With initial curiosity and then growing dismay, I watched a video of Senator Tim Scott delivering what came across as a presidential campaign preview in Iowa this week (it was officially the politically convenient starting point for the Republican’s “Faith in America listening tour“). It’s hard to recall a more stridently asserted expression of belief that the route to national peace and unity requires the subjugation of one party by the other.
You wouldn’t know that from some of the media coverage of Scott’s speech. The Hill called it “an encouraging speech — a step back from the gloomy and distressed messaging other Republicans have focused on, centered on the Biden administration, early in the campaign.” CBS News reported that Scott “brought a message of ‘a new American sunrise,’ articulating a positive vision that sets him apart from some possible rivals who have focused more on the cultural divides in the nation.” That’s not at all what I heard. The Washington Post was closer to the truth in calling Scott’s speech a “combative presidential vision,” though the Post also brought up Scott’s past criticisms of Donald Trump and Republican racism, which decidedly did not make it into the remarks he delivered at Drake University in Des Moines.

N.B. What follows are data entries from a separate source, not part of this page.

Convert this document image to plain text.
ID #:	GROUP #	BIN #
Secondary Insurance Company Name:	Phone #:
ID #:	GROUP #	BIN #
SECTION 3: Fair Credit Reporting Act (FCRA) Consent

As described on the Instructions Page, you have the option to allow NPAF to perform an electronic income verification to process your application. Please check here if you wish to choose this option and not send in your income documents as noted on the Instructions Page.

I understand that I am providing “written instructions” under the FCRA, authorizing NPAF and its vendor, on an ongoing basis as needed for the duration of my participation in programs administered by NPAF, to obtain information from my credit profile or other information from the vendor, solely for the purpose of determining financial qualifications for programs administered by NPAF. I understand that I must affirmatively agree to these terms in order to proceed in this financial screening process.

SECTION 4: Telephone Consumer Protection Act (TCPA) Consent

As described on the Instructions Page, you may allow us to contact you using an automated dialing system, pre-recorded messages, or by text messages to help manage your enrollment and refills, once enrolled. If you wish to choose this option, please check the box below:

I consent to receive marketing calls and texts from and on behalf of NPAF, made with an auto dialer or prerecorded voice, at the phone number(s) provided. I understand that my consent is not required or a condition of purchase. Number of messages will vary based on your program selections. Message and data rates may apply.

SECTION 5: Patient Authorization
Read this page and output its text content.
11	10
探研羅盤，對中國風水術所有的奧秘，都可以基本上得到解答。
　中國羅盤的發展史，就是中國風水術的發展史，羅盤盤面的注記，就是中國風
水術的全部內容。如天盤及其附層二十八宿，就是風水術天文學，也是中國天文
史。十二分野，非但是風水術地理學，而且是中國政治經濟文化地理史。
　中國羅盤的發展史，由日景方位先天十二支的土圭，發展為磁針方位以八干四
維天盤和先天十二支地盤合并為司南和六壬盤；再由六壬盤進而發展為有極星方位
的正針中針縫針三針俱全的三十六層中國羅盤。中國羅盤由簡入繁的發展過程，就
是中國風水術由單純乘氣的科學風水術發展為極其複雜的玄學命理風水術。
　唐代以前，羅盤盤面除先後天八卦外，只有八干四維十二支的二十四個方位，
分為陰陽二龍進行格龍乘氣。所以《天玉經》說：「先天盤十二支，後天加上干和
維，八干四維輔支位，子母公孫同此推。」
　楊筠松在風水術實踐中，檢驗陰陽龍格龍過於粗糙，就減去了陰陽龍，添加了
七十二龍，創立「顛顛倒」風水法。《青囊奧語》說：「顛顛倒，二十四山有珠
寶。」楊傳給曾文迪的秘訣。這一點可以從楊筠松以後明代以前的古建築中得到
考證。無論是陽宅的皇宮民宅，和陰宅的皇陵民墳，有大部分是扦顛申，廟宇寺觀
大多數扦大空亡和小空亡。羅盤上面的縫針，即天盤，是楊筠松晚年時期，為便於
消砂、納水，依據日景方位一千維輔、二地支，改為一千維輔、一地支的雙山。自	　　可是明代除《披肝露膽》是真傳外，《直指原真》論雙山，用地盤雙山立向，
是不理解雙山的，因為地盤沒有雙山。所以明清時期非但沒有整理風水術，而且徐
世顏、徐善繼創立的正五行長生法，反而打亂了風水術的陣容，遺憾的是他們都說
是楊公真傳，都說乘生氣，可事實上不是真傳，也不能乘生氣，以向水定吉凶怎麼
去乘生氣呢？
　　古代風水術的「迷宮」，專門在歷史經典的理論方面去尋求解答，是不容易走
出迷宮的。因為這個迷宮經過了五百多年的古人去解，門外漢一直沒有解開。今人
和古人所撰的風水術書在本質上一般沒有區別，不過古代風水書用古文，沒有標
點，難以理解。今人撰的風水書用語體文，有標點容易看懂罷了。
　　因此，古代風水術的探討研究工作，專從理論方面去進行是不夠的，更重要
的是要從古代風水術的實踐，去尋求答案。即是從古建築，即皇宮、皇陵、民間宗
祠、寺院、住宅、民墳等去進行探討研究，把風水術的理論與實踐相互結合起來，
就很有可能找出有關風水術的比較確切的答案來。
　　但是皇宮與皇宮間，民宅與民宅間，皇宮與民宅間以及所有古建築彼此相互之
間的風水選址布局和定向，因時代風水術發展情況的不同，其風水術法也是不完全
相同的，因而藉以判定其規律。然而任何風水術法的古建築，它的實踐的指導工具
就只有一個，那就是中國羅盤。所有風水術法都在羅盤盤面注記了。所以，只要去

Not to mince any words, the Scott speech was a relentlessly partisan screed accusing Joe Biden and “the left” of pursuing a “blueprint for ruining America.” Take out the references to Scott’s personal experiences and it could have been delivered by Trump or Ron DeSantis. The senator included just about every standard right-wing attack line. He talked about Democrats wanting to “replace law and order with fear and chaos”; about “indoctrinating kids with nonsense like CRT” while “trapping them in failed public schools”; about subjecting workers to “union bosses”; about liberals “persecuting Christians” and “empathizing with killers while prosecuting” anti-abortion protesters;” about Biden “keeping our minerals in the ground.” He attacked “woke corporations” and “politicians … getting communities hooked on the drug of victimhood” — presumably excluding the communities of conservative Christians whose sense of victimhood he encouraged. And he accused “liberals” of “suggesting” something I have never once heard in my many decades of following politics: that “people like my mama would have a dignified and better life than if I had not been born” (though yes, “liberals” might have suggested having a child was her decision to make, not a politician’s).
Throughout the speech Scott treated “Democrats” as synonymous with every marginal leftist opinion ever uttered (which “woke prosecutors” was he talking about in his attack on Democratic coddling of criminals? The one that San Francisco’s overwhelmingly Democratic voters tossed out of office?). And in the heart of the speech Scott asserted that Biden and his party had broken with “two and a half centuries” of consensus American values. He didn’t quite call Biden a traitor, but that was certainly the clear implication.
So what’s all this media talk about Scott exuding optimism and predicting an American “sunrise”? Is he positioning himself as a kind of Republican Barack Obama, calling on the country to unite across party and ideological lines? No: The “sunrise” business was a proclamation of what could happen if conservatives restored their control of the country, with a GOP presidential candidate carrying “49 states.” Maybe this was a sly reference to the Republican Party prioritizing electability in 2024, but it could just as plausibly be interpreted as a call for a one-party authoritarian state. At the very end of his remarks Scott made a vague reference to a hope that Americans could “again tolerate differences of opinion,” but that may have simply been an echo of his earlier attacks on Big Tech suppression of conservative voices. And in one of the few specific examples of the spectacular GOP future we can expect, Scott credited the Trump tax cuts with creating a virtual economic paradise — until the evil woke left began to implement its “blueprint for ruining America.”
Presumably, Tim Scott will keep spreading this “upbeat message” of partisan and ideological warfare as he tours the country in the coming weeks, like some sort of MAGA Johnny Appleseed. If people really listen, they may stop talking about him as the GOP’s antidote to the raw political passions of the recent past.